4) “Behind The Jagged Mountains”  

[youtube]https://youtu.be/4rkvn5ADyKk[/youtube]

While 2010’s Darkly, Darkly, Venus Aversa featured an enthralling concept arc involving cult worship of Lilith, the band yielded enough material during the writing process to include an entire second disc of songs that didn’t fit in with the primary disc’s story. “Behind The Jagged Mountains” is another of Filth’s odes to HP Lovecraft, specifically At The Mountains of Madness. The lyrical content alone is worth a listen, but the music’s just as enticing. Like the rest of Darkly, it bears the same excellent balance of orchestral and extreme metal instrumentation, but its less-layered progressions create a catchiness some of the album’s denser tracks ended up lacking.

 

5) “Balsamic and Anathema”

[youtube]https://youtu.be/MxU8KCg1EZA[/youtube]

The band’s Gilles de Rais-themed Godspeed On The Devil’s Thunder was a welcome return to form after the lackluster experimentation that plagued Thornography and, to a lesser extent, Nymphetamine. The special edition of the album featured an extra song, “Balsamic and Anathema,” that actually fits with the album’s concept, but which was left off the original sequence due to the time constraints of the CD format. This song fucking shreds, and it’s got more bite and breadth than Godspeed‘s weaker inclusions  like “The Death of Love” or “Ten Leagues Beneath Contempt.” And added narration from former Hellraiser actor Doug Bradley is never a bad thing.

 

6) “The Snake-Eyed and Venomous”

[youtube]https://youtu.be/d46DUbCWBOc[/youtube]

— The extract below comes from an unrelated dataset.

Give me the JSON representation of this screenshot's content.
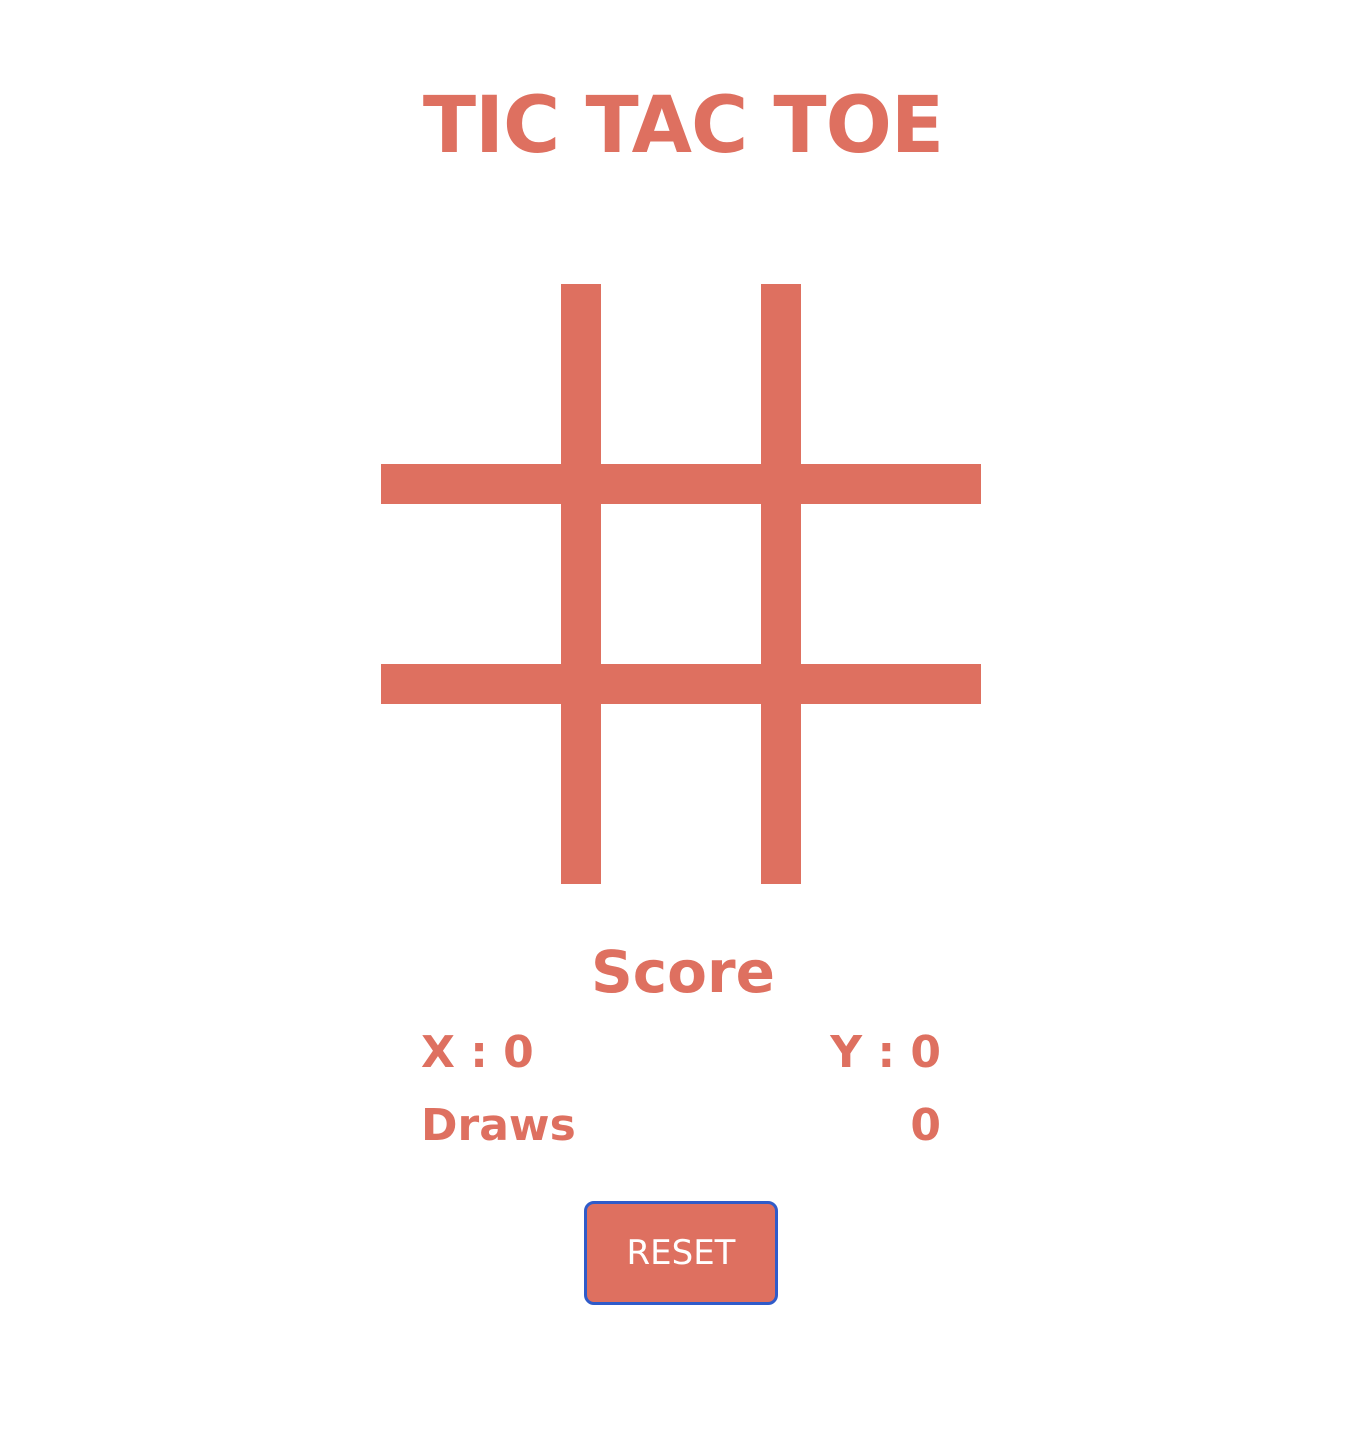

I’ve already shit-talked Thornography in this entry, but there’s no Cradle of Filth release that’s totally without value. The album not only experimented musically, but with format, as well; Roadrunner re-released it with some DVD and digital-only content in the Harder, Darker, Faster version. One of the songs that was left off the original release, “The Snake-Eyed and The Venomous,” featured some of this session’s more memorable and intense songwriting, and it felt more akin to some of the lesser tracks from Nymphetamine or Damnation and A Day than its Thornography comrades. The band definitely used this period to play with the idea of including serious, sing-song hooks in their compositions, and while there were serious misses here, “The Snake-Eyed and Venomous” managed to deliver a hit.